Categorieën
Het Parool

Dr. Paul Cronheim (directeur Ned. Opera): Financiële positie verzekerd tot 1950

Daarna is consolidatie van het bedrijf een eerste vereiste

(Van onze muziekredacteur)
NU zowel de gemeente Amsterdam als de Provinciale Staten van Noord-Holland de subsidie over 1950 voor de Nederlandse Opera na de noodzakelijk schijnende, vaak heftige debatten hebben goedgekeurd, zullen velen zich afvragen, hoe de toekomst van onze enige muziek-dramatische instelling er zal gaan uitzien. En wie kan ons daarover beter inlichten dan dr. Paul Cronheim, directeur der Nederlandse Opera? “Kort en krachtig uitgedrukt, is de financiële toestand tot 1 September 1950 verzekerd,” zegt hij. “De gemeente heeft f 425.000 toegezegd, het rijk geeft het bedrag, dat tot die datum nodig zal zijn (een som van dezelfde orde als de gemeentelijke subsidie) en de Provinciale Staten dragen f 25.000 bij. Samen met de subsidies van Den Haag, Rotterdam en Utrecht wordt dit bijna 1 millioen.”

Tegen het begrip “sanering” dat in de pers nogal eens is gebruikt t.a.v. de opera, heeft de heer Cronheim ernstige bezwaren. “Want het woord saneren vooronderstelt een wanbeheer. En dit is geenszins het geval,” licht hij toe, “tot die conclusie komen de financiële rapporten van Rijk en gemeente. Die zijn van oordeel, dat in de gegeven omstandigheden het beheer zelfs zuinig is geweest en dus volkomen verantwoord. Wel heel duidelijk blijkt dit uit het feit, dat het Rijk naar alle waarschijnlijkheid alle tekorten zal dekken, die sinds 1946 zijn ontstaan ten gevolge van te lage subsidies. Als dit gebeurt, dan gaan we het nieuwe jaar met een schone lei in.”

Ongunstige omstandigheden

U legde zo juist bijzondere nadruk op “in de gegeven omstandigheden”. Zijn die dan misschien ongunstig?

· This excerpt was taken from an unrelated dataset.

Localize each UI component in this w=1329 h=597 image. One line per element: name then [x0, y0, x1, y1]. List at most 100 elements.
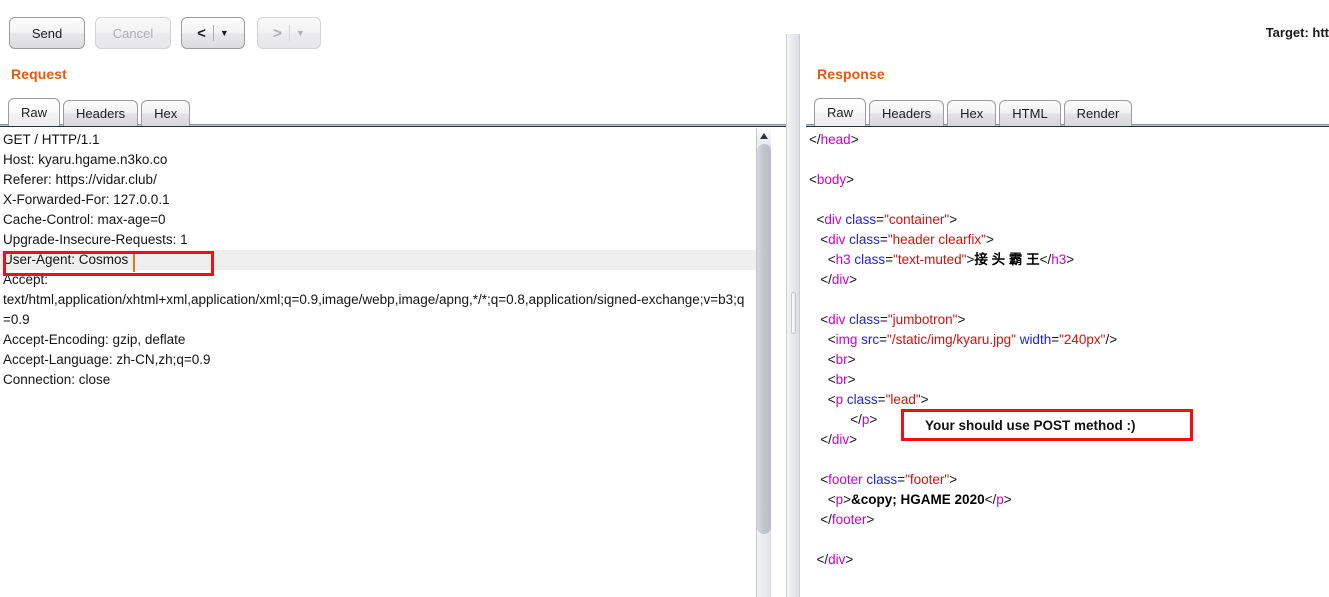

“Inderdaad, bijzonder ongunstig,” verklaart dr. Cronheim. “In de eerste plaats heeft de opera geen eigen gebouw. Dat betekent te weinig werkgelegenheid; we moeten immers de Stadsschouwburg met het toneel delen. Ten tweede heeft dit theater voor een opera te weinig plaatsen: ook al weer voor de exploitatie onvoordelig. En ten slotte moeten wij reizen, in andere steden voorstellingen geven. Nergens ter wereld gebeurt dit. Het is eigenlijk onmogelijk, maar aan de andere kant begrijp ik heel goed, dat Nederland te klein is om er meer dan één operagezelschap op na te houden. Dat het reizen voor ons financieel nadelig is, ziet men in als men weet, dat wij met ongeveer 200 man er op uit moeten trekken: solisten, koor, orkest, technisch personeel. Bovendien betekent dit, dat wij ‘s middags voor het optreden niet kunnen repeteren en de volgende ochtend ook niet. Daarvoor komen we te laat thuis, ‘s nachts.”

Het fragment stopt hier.